Technicalities first. There’s nothing worse than a blank white canvas, so I put a mid-toned colour over it, then put a markdown. Don’t be scared of it. Look carefully at what you’re about to draw for a few minutes. You’re not drawing an eye or hair; you’re just making marks that relate to each other. Before I continue, I take a few minutes to talk, to gain a connection with whoever I’m drawing. It’s important to me to find a story or a feeling that I can bring through in my work, but don’t try too hard. Simply trust that what you’re feeling will come out somehow in the work.

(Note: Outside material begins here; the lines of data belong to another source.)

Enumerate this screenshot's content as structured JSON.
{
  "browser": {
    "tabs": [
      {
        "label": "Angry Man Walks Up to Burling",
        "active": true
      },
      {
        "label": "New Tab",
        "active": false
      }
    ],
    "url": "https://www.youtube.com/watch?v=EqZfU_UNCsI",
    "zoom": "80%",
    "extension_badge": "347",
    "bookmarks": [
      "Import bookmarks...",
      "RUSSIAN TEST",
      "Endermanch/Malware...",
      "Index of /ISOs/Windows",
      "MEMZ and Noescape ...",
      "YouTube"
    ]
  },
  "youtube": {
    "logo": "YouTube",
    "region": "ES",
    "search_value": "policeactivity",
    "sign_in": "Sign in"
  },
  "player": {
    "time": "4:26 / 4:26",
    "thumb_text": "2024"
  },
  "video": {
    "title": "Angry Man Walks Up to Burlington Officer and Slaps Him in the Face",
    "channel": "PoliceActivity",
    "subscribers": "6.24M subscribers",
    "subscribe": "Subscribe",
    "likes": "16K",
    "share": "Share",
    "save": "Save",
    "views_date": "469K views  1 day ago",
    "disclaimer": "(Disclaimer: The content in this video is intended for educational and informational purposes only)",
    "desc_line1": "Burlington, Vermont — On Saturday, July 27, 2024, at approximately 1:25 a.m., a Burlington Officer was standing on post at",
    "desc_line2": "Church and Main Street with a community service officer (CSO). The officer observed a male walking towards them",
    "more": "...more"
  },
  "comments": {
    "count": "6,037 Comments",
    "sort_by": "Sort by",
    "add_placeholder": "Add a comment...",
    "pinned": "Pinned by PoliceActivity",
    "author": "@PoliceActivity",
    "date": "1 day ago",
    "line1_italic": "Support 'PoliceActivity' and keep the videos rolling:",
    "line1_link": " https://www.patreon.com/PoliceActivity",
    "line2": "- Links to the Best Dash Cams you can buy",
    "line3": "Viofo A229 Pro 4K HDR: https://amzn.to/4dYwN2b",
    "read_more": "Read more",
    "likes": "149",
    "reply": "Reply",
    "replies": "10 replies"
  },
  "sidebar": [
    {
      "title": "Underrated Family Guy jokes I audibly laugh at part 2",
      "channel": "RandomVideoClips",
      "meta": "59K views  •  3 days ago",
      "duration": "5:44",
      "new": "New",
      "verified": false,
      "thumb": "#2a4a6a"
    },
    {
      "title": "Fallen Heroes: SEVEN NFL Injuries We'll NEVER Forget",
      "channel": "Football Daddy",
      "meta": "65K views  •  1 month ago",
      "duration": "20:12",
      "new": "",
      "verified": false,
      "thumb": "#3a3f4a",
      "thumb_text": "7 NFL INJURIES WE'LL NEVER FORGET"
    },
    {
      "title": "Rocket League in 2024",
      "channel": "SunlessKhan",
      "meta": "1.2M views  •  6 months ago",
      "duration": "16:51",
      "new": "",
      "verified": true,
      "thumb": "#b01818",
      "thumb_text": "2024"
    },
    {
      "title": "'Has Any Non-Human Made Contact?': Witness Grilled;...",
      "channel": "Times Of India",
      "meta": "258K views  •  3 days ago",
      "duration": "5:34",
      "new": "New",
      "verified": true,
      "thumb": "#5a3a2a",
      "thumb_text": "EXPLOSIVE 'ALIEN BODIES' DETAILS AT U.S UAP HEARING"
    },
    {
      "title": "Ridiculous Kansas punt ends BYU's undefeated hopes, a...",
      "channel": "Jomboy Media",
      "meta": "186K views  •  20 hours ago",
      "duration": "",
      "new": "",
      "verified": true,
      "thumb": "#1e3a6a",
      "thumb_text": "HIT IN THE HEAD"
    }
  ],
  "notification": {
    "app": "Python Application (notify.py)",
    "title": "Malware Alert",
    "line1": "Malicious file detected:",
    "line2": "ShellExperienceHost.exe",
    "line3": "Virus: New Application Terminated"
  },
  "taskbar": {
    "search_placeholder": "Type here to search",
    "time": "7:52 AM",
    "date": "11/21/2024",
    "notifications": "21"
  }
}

I start from the top then work down. I put another mark opposite the first one that I made. Then I repeat. Carry on like this until the portrait starts to form. Examine the relationships and distances between the marks. It’s a technique called ‘the balancing act’. Once these little light marks are made, a structure starts to take shape.

I used to begin by drawing an eye then the painting would grow from there, but now I start from the top of the head, constantly measuring, comparing. Using ‘the rule of thirds’ is helpful if you’re just starting out—as you progress, you can throw those rules away.

Portrait artists I admire are Jonathan Yeo and Annie Kevans, each for different reasons. Yeo is fond of a grid structure for composition. I tried it, but it doesn’t work for me. I end up looking at the grid more than the person in front of me.

What makes a portrait successful? If an artist can convey something about the person’s character in the way that paint is applied, all well and good. I just do what I can in the time that I have. I like to tell a story within a portrait by adding details that aren’t always noticeable at first glance. It could be by adding an object that means something to the owner, or a particular pattern that suggests personality or a place in time. These additions can only happen if we strike up a decent conversation and I ask the right questions that reveal the sitter’s personality.

Let’s take a classic example: Holbein’s The Ambassadors (1533). Its narrative is clear with the particular choice of objects that are positioned, with signifiers about clothing relating to the power that these individuals hold. There’s also a fantastic visual surprise that can only be seen from a particular viewpoint. This painting inspired me to learn how to read paintings.

A portrait is a beautiful thing to have. It serves many purposes, apart from capturing a moment in time. It could begin to make a reality of a person’s hopes and dreams. It says, “I was here” and “Here I still am,” long after our digital files, online photos—and ourselves— are gone.